MPI has built-in memory profiling tools analyzing memory usage. You can use it by just adding the MPICH_MEMORY_REPORT environment in your job bash script.
- If set to 1, print a summary of the min/max high water mark and associated rank to stderr.
- If set to 2, output each rank's high water mark to a file as specified using MPICH_MEMORY_REPORT_FILE.
- If set to 3, do both 1 and 2.
export MPICH_MEMORY_REPORT=3 export MPICH_MEMORY_REPORT_FILE=/project/kxxx/username/test_memory_report/mem srun --hint=nomultithread --ntasks=4 --ntasks-per-node=2 --ntasks-per-socket=1 ./my_exe # [2] Max memory allocated by malloc: 3068096 bytes # [2] Max memory allocated by mmap: 8388736 bytes # [2] Max memory allocated by shmget: 8522608 bytes # [0] Max memory allocated by malloc: 3068032 bytes # [0] Max memory allocated by mmap: 8388736 bytes # [0] Max memory allocated by shmget: 8522608 bytes # [3] Max memory allocated by malloc: 3066864 bytes # [3] Max memory allocated by mmap: 8388736 bytes # [3] Max memory allocated by shmget: 0 bytes # [1] Max memory allocated by malloc: 3066800 bytes # [1] Max memory allocated by mmap: 8388736 bytes # [1] Max memory allocated by shmget: 0 bytes
This is useful for memory profiling/debugging, nevertheless this might introduced some overhead with detailed reports.
This summary reports maximum and minimum values and the lowest rank that reported the value (max_loc/min_loc reductions).

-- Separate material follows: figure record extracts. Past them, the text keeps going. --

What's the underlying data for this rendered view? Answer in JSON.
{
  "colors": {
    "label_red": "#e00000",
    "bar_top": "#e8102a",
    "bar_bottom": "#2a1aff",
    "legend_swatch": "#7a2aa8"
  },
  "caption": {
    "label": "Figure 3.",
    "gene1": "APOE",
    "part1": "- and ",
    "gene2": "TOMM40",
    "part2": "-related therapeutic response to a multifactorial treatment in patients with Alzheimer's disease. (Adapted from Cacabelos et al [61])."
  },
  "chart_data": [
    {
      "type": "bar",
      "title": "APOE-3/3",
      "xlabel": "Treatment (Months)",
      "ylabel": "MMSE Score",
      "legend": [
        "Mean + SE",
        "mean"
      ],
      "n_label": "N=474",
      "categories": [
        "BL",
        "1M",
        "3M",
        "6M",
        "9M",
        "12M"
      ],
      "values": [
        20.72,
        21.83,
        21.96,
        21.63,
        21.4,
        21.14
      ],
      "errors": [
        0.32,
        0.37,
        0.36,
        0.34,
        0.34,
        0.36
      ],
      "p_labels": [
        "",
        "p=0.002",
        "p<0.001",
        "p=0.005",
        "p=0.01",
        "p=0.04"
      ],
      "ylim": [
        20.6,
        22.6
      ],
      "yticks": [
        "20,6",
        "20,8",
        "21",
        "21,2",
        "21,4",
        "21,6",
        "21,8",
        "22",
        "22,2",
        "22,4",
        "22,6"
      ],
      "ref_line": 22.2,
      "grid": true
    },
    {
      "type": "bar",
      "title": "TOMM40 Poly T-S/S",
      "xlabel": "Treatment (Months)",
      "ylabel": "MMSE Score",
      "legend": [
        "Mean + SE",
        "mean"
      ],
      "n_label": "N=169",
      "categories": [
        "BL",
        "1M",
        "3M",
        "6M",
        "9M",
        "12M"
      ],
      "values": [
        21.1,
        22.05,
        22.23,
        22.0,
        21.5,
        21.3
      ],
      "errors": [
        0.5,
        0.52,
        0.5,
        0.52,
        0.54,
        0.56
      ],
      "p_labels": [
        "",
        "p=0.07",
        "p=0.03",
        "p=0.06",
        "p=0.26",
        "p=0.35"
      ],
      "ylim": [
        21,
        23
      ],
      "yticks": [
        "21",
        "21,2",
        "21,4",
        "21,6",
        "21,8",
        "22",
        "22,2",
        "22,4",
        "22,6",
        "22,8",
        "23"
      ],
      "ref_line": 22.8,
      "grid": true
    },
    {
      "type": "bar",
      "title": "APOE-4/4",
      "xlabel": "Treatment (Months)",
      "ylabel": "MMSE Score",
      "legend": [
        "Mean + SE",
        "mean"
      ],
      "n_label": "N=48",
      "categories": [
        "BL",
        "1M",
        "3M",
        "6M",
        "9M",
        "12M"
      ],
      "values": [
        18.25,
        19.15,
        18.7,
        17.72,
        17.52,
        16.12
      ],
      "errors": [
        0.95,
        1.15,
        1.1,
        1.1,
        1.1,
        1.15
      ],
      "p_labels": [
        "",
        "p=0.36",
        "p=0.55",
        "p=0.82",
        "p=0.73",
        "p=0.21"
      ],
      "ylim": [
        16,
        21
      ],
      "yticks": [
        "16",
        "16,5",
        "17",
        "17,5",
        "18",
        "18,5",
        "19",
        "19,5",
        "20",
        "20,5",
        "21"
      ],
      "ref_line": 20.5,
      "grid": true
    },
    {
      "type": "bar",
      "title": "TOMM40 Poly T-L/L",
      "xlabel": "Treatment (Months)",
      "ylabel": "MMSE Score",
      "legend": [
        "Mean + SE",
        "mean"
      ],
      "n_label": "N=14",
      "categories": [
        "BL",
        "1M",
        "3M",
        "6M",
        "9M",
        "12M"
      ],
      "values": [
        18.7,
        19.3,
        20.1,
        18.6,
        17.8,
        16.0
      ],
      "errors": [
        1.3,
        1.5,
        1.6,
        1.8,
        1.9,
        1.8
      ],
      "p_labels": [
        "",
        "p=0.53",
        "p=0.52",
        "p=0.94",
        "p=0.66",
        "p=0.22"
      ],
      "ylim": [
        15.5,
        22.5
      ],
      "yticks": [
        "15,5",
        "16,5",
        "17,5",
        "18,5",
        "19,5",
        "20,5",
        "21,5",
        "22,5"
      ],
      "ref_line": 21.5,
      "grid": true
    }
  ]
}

The by malloc lines are for malloc/free calls. The by mmap lines are for mmap/munmap calls. The by shmget lines are for shmget or SYSCALL(shmget) and shmctl(..RM_ID..)
More info is available in the man page intro_mpi. Run "man intro_mpi" on any of the cdls, and search (by hitting "/") for "report", then "n" for the next result. You'll see this section on how to invoke mpich's memory reporting function.